Researchers emphasized the exceptional flow of water from the Mississippi as a prime driver of their prediction, but the other major reason is the use of fertilizers on farms across the Midwest. In 50 years, since the advent of modern agricultural techniques and changes to federal farm policy, farmers have increasingly planted more corn per acre, which depletes the soil and requires heavier inputs of chemical fertilizer. Most nitrogen fertilizers are derived from natural gas, so they are essentially a fossil fuel for food.
The acreage of corn planted, and the use of fertilizer, has skyrocketed in the past couple of years as Congress set quotas on the use of ethanol, an alternative fuel that in the United States is made primarily from corn.
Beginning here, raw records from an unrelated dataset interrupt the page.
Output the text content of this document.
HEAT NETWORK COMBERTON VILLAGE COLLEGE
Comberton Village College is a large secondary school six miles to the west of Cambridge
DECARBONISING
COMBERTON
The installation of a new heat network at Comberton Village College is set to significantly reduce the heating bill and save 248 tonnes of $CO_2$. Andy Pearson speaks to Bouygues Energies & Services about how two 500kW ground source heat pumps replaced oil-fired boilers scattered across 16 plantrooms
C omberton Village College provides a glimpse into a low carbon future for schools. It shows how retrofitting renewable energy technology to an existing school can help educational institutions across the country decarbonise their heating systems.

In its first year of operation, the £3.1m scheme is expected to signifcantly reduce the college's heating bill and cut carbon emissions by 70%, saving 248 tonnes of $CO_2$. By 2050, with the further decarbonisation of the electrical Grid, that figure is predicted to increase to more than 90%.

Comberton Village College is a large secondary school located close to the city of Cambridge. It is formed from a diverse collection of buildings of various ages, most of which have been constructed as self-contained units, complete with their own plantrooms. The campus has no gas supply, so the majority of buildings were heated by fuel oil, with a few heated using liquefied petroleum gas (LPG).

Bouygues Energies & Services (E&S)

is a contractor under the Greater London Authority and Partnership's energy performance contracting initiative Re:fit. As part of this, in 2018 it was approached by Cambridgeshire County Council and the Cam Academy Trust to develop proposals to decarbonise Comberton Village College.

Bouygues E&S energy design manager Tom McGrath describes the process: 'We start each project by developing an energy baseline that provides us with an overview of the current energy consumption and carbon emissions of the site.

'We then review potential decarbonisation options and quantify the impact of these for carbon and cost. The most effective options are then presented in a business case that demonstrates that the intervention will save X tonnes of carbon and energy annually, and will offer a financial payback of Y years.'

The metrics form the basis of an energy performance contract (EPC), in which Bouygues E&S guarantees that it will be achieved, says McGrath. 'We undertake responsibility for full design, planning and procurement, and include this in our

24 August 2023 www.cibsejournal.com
As requirements to use more ethanol increased, so did corn acreage and fertilizer used.
Ethanol is seen as a valuable alternative to gasoline, but making it from corn has proved problematic because it takes so much land, drives up food prices by siphoning off corn for fuel use, leads to additional pollution and provides little more energy than it takes to produce. More promising plant sources of ethanol are being studied, including switchgrass, which can be used to make cellulosic ethanol. Biofuels are seen as a promising alternative to gasoline in part because the growing of crops absorbs some of the carbon emitted by burning the fuel, making them a more sustainable option than digging up long-buried hydrocarbons and putting them in the atmosphere.
The record flooding in the Midwest was attributed by many to global warming. At least, many scientists including those in federal agencies agree that this type of flooding is going to become more frequent and intense as the climate heats up.
So the dead zone in the Gulf of Mexico, which robs fishermen of valuable fishing grounds and harms or kills wildlife, can be seen as another consequence of global warming. In this case, a proposed solution to global warming is also fueling a serious environmental problem.
The world is getting familiar with the carbon cycle and how pumping carbon that's been buried for millions of years into the atmosphere causes some global problems, but the out-of-whack nitrogen cycle is just as problematic.
The World Resources Institute recently mapped the world's dead zones and found a whopping 415 eutrophic (nutrient-saturated) zones, including 169 that are known to be hypoxic (devoid of oxygen) and another 169 that probably are. The researchers believe the number is much higher, since only the United States and the European Union do an adequate job of counting and reporting problem coastal areas. China and other fast-growing Asian economies are likely polluting their coasts, but the problem hasn't been documented, the researchers say.